5 Inspiring Female Writers of the 21st Century
What makes a writer phenomenal? Is it their glorious works or the involuntary identity of sex that was bestowed upon birth? Oftentimes with much despair, I have to admit it's the latter that makes you a phenomenal writer. Yes, it sounds ludicrous yet remains true. Such is the plight of being born a female.
Yet there are several female authors who forged their way into the realm of men, claiming a colossal feat in their endeavour. They produced masterpieces one after the other, making it impossible for the world to neglect them. The literary world is deficient in their absence. Here I have compiled some of my inspiring, influential, and powerful female writers of the 21st century.
Students from all over the world, no matter their boards, should dip their quill into the inkpot of change and wisdom through the writings of the below-listed writers.
1. Arundhati Roy
Arundhati Roy was born in Assam, India she is an architect, author, human rights activist, and environmentalist. She is best known for her world-famous novel The God of Small Things, which won the Man Booker Prize in 1997. I came across her writing as part of my bachelor’s degree, I was skeptical about the book towards the initial stages. But as I went on from one page to another it interested me. How can a person write so personally yet remain private, the words flowing in the natural order, her characters so complex from each other they are no less than living souls? Her story is a beautiful amalgamation of a casteist, communist and prejudiced Kerala.
It is beyond my imagination to comprehend how a person’s first book can be a marvelous piece of literature. As the title suggests, it’s the small things in life that create tremendous differences. It will be a great loss to miss out on this gem.
2. Chimamanda Ngozi Adichie
Chimamanda Ngozi Adichie was born in Enugu, Nigeria she is a novelist, short story writer, and feminist. She is known for her many works such as Americanah, We Should All Be Feminists, Purple Hibiscus, etc. Dear Ijeawele or A Feminist Manifesto in Fifteen Suggestions was the first work of Adichie's that I came across, and for me, it was the ultimate manifesto for everyone. It has all of the elements I was looking for in a novel. It was like a piñata full of surprises, encapsulating the core of feminism in a new light.
The book was written in a logical fashion that allowed anyone to grasp the topics with ease. It attempted to dispel the stigma associated with the term "feminism". And demonstrate each perception with simple yet compelling examples. Lastly, the epistolary nature of the text contributes to its allure.
3. Chitra Banerjee Divakaruni
Chitra Banerjee Divakaruni was born in Kolkata, India she is a professor, author, and poet. She is best known for her works like The Palace of Illusions, The Mistress of Spices, The Forest of Enchantments, and many more. Her fame grew to the point where one of her books was made into a film. She is a well-accomplished writer.

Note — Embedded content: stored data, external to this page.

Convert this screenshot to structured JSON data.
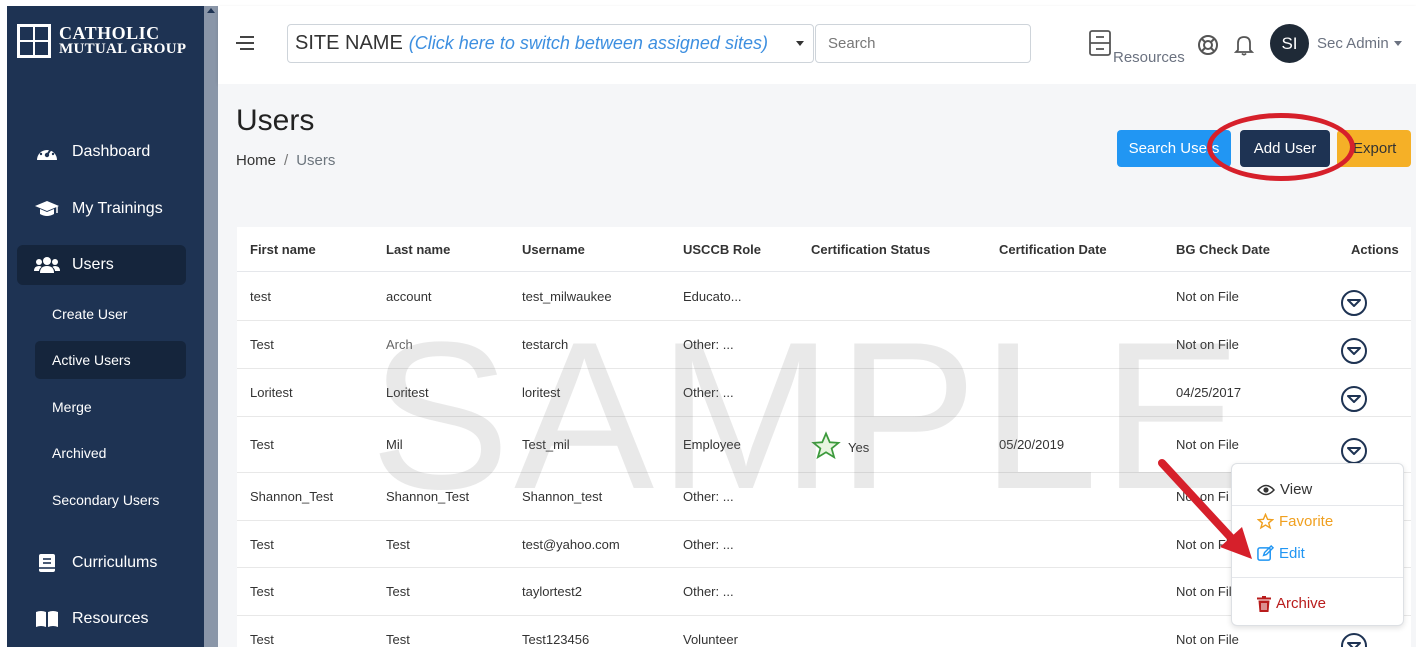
{
  "brand": {
    "line1": "CATHOLIC",
    "line2": "MUTUAL GROUP"
  },
  "sidebar": {
    "items": [
      {
        "label": "Dashboard",
        "icon": "dashboard-icon"
      },
      {
        "label": "My Trainings",
        "icon": "graduation-cap-icon"
      },
      {
        "label": "Users",
        "icon": "users-icon"
      },
      {
        "label": "Curriculums",
        "icon": "book-icon"
      },
      {
        "label": "Resources",
        "icon": "open-book-icon"
      }
    ],
    "users_sub": [
      "Create User",
      "Active Users",
      "Merge",
      "Archived",
      "Secondary Users"
    ]
  },
  "topbar": {
    "site_name": "SITE NAME",
    "site_hint": "(Click here to switch between assigned sites)",
    "search_placeholder": "Search",
    "resources_label": "Resources",
    "avatar_initials": "SI",
    "user_name": "Sec Admin"
  },
  "page": {
    "title": "Users",
    "breadcrumb_home": "Home",
    "breadcrumb_sep": "/",
    "breadcrumb_current": "Users"
  },
  "buttons": {
    "search_users": "Search Users",
    "add_user": "Add User",
    "export": "Export"
  },
  "table": {
    "headers": [
      "First name",
      "Last name",
      "Username",
      "USCCB Role",
      "Certification Status",
      "Certification Date",
      "BG Check Date",
      "Actions"
    ],
    "rows": [
      {
        "first": "test",
        "last": "account",
        "username": "test_milwaukee",
        "role": "Educato...",
        "cert_status": "",
        "cert_date": "",
        "bg": "Not on File"
      },
      {
        "first": "Test",
        "last": "Arch",
        "username": "testarch",
        "role": "Other: ...",
        "cert_status": "",
        "cert_date": "",
        "bg": "Not on File"
      },
      {
        "first": "Loritest",
        "last": "Loritest",
        "username": "loritest",
        "role": "Other: ...",
        "cert_status": "",
        "cert_date": "",
        "bg": "04/25/2017"
      },
      {
        "first": "Test",
        "last": "Mil",
        "username": "Test_mil",
        "role": "Employee",
        "cert_status": "Yes",
        "cert_date": "05/20/2019",
        "bg": "Not on File"
      },
      {
        "first": "Shannon_Test",
        "last": "Shannon_Test",
        "username": "Shannon_test",
        "role": "Other: ...",
        "cert_status": "",
        "cert_date": "",
        "bg": "Not on Fi"
      },
      {
        "first": "Test",
        "last": "Test",
        "username": "test@yahoo.com",
        "role": "Other: ...",
        "cert_status": "",
        "cert_date": "",
        "bg": "Not on Fi"
      },
      {
        "first": "Test",
        "last": "Test",
        "username": "taylortest2",
        "role": "Other: ...",
        "cert_status": "",
        "cert_date": "",
        "bg": "Not on File"
      },
      {
        "first": "Test",
        "last": "Test",
        "username": "Test123456",
        "role": "Volunteer",
        "cert_status": "",
        "cert_date": "",
        "bg": "Not on File"
      }
    ]
  },
  "watermark": "SAMPLE",
  "action_menu": {
    "view": "View",
    "favorite": "Favorite",
    "edit": "Edit",
    "archive": "Archive"
  },
  "colors": {
    "sidebar_bg": "#1e3353",
    "primary_blue": "#2196f3",
    "add_user_bg": "#1e3353",
    "export_bg": "#f5b027",
    "annotation_red": "#d6202b",
    "favorite_color": "#f0a020",
    "edit_color": "#2196f3",
    "archive_color": "#b91c1c",
    "certified_star": "#3c9a3c"
  }
}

I absolutely fell in love with her book The Palace of Illusions. This is a brilliant retelling of the Hindu legend of Mahabharata from the point of view of Draupadi.
Often, historical books, epics, and legends are authored by men, and the narratives are told from a male perspective; they detail the difficulties and tribulations of men while ignoring the perspective of women. Divakaruni, on the other hand, bridged this vast chasm in her work, masterfully depicting the epic's "her side." It is a powerful piece that should not be overlooked. I call this a must in your syllabus and bookshelves.
4. Joanne Rowling (J. K Rowling)
Joanne Rowling or famously known by her pen name J. K Rowling was born in Yate, England. She’s an author, screenwriter, film producer, and philanthropist. Her work on the Harry Potter fantasy series has earned her international acclaim. All of her books have been made into films, thanks to the tremendous success of the Harry Potter fantasy series. Both the novels and the movies have a substantial fan base.
Despite the fact that I was a little late to the Harry Potter fan club, I quickly fell in love with her works. The vision had a beautiful draught, but it was the description that moved my senses. Her descriptions painted a crystal clear image of the utopian world for the audience. This, I believe, was the factor that enabled her to cross the 9 ¾ platforms and embark on an extraordinary adventure. Her storytelling style is so flawless that many followers around the world feel they will receive the letter to Hogwarts at any time.
5. Margaret Eleanor Atwood
She was born in Ontario, Canada she is a novelist, literary critic, poet, and teacher. Atwood has won numerous awards including The Booker Prize (twice), Franz Kafka Prize, and so on. Some of her best works are The Handmaid's Tales, Alias Grace, The Testaments, etc. Most of her works are adapted for film and television series, both the books and the digital adaptations have a separate and large fanbase.
Her work has been described as futuristic, and her stories as future testimony. With her creative use of words, she shakes people to their core. Many people are unable to sleep after reading her work. Her stories aren't meant to be read; rather, they want to be heard, as some say. I haven't had the opportunity to read her work yet, but I've been following her for a while and can't wait to start my mysterious adventure.